The recent blackout that the Northeast and Canada experienced came as the inevitable consequence of years of government regulation of the electric power industry. What led to the massive shutdown on that sweltering August afternoon was the result of state manipulation and control of the power supply.
The power industry, like many other industries in the public-private utility sector, is organized around government licensing for entry into the market.
When the state is given control as such, the result is a “municipal monopoly.” In such a situation, the producer granted the monopoly has no incentive to deliver the highest quality service to the consumer at a competitive price and the consumer has no choice but to purchase services from that producer.
Should consumer demand for the service increase, as the demand for electricity typically does in the heat of the summer months, and prices are not allowed to adjust to best satisfy such changes in demand, as is the result of government-mandated price controls, there arises a shortage and the channels of supply are strained beyond capacity.

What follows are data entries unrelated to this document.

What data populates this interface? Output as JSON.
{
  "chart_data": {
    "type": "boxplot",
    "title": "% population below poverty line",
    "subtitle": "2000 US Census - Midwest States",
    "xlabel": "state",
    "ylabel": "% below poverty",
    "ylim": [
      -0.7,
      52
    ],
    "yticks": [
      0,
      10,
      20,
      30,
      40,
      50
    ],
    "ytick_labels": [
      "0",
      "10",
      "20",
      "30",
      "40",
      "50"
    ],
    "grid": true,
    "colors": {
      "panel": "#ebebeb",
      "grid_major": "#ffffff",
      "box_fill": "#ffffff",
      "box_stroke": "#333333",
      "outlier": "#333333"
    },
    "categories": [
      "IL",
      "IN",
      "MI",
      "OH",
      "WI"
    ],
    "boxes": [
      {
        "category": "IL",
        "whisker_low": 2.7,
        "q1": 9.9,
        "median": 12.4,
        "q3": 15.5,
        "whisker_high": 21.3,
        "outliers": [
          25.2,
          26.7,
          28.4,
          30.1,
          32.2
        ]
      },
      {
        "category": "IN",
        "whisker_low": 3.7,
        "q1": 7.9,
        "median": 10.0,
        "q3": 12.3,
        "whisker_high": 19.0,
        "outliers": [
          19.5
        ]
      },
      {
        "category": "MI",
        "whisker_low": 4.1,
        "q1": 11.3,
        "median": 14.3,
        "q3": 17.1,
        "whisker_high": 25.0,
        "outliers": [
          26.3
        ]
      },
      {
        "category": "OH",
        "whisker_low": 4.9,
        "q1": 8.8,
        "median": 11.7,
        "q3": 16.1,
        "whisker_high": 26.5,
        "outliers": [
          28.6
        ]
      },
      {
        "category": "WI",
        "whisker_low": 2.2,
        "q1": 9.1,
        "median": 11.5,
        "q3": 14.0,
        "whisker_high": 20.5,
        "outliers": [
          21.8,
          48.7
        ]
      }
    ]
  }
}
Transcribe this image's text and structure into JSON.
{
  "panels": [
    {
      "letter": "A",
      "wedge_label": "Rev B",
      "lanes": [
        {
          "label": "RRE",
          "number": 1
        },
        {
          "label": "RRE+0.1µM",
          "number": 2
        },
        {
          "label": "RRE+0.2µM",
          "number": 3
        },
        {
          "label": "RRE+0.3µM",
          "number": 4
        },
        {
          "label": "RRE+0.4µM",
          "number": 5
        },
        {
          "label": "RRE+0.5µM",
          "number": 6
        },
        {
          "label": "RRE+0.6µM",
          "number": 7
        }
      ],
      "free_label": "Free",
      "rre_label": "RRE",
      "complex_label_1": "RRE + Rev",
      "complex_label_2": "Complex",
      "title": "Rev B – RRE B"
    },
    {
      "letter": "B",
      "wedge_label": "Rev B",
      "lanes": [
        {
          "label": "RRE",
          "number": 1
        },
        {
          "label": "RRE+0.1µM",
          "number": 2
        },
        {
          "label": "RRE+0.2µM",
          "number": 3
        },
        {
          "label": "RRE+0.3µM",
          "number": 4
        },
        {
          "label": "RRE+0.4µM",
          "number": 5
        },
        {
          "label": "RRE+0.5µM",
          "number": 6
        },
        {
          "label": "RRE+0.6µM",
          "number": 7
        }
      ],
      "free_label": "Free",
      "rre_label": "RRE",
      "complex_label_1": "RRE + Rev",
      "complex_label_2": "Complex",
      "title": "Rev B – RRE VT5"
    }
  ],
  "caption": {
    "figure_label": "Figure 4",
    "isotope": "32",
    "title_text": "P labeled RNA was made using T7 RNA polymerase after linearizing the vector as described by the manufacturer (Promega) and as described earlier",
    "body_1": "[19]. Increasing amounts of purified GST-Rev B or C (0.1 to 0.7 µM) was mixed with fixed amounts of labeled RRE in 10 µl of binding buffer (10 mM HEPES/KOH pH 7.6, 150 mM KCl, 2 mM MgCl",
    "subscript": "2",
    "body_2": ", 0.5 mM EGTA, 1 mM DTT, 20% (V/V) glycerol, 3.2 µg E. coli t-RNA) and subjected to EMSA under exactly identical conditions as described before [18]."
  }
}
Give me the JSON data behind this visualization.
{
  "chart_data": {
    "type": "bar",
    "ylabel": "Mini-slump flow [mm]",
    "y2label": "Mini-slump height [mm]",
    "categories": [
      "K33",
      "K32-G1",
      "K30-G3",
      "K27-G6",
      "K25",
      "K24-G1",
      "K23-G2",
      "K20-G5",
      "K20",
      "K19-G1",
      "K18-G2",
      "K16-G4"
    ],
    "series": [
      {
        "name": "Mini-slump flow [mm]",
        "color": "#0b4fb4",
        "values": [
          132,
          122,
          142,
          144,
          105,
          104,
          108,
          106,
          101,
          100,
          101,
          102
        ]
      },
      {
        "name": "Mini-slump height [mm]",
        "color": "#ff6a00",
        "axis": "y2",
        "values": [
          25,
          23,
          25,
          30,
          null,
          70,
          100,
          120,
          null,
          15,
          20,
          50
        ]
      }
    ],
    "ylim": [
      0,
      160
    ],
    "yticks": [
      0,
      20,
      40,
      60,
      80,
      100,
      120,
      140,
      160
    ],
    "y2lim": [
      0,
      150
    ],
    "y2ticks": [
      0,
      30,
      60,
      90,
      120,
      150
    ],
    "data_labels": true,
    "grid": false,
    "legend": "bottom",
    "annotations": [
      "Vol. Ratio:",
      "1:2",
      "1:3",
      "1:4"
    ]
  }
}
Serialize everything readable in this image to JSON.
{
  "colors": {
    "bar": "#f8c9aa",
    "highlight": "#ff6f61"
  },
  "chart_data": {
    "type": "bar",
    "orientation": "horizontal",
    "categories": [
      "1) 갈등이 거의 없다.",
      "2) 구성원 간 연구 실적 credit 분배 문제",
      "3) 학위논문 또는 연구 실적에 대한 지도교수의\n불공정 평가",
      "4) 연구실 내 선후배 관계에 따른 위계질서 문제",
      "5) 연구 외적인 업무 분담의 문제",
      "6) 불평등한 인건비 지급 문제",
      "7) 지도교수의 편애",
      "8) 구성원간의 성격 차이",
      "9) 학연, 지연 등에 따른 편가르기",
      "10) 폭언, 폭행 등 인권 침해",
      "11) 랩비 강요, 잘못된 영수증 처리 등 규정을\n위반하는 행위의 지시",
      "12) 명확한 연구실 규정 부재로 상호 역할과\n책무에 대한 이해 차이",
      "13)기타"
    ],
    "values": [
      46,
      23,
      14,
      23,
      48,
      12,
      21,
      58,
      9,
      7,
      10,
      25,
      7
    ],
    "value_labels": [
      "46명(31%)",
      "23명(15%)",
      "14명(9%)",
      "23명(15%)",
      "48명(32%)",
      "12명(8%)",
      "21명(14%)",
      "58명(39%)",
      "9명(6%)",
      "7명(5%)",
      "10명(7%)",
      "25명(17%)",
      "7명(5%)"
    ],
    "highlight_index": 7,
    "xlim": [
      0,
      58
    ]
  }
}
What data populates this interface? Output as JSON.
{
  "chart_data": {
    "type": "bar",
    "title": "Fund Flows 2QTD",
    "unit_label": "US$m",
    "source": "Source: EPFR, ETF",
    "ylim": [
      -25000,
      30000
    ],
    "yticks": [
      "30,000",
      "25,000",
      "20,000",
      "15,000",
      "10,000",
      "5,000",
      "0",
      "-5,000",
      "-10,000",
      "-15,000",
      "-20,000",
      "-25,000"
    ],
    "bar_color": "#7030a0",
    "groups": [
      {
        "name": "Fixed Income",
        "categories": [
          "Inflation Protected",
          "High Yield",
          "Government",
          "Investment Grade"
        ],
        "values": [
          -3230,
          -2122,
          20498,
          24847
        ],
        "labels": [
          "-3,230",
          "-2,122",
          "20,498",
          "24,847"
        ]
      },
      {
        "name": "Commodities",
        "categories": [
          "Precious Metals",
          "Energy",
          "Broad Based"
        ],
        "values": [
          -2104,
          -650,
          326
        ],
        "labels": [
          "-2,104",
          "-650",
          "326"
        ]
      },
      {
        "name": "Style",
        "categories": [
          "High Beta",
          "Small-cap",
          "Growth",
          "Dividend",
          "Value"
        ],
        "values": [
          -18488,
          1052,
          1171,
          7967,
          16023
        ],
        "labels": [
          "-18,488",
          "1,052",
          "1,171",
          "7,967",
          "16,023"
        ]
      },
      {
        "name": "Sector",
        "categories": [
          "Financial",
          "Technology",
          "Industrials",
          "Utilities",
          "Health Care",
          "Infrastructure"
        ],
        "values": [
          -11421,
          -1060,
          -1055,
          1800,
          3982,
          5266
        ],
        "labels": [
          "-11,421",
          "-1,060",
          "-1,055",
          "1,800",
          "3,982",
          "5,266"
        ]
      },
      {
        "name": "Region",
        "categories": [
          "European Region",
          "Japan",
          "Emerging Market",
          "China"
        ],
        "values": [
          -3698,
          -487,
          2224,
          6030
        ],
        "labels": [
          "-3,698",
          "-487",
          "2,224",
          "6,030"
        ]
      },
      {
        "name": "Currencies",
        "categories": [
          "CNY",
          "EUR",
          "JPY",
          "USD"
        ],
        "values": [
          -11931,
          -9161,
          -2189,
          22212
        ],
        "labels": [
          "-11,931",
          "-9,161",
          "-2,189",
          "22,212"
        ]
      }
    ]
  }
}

Given that the producer need not strive for lower costs and prices in a competitive market, for none exists when the state intervenes in such a way, there is no motive for producers to innovate methods so as to more efficiently utilize resources.
This is why a majority of current power delivery systems are based on technology from the 1950s.
Such outcomes are unavoidable when the government seizes control of the market in attempts to specify what people want. The future of the electric utilities industry will continue to be plagued by blackouts caused by inefficiency and overuse if the market is not allowed to function.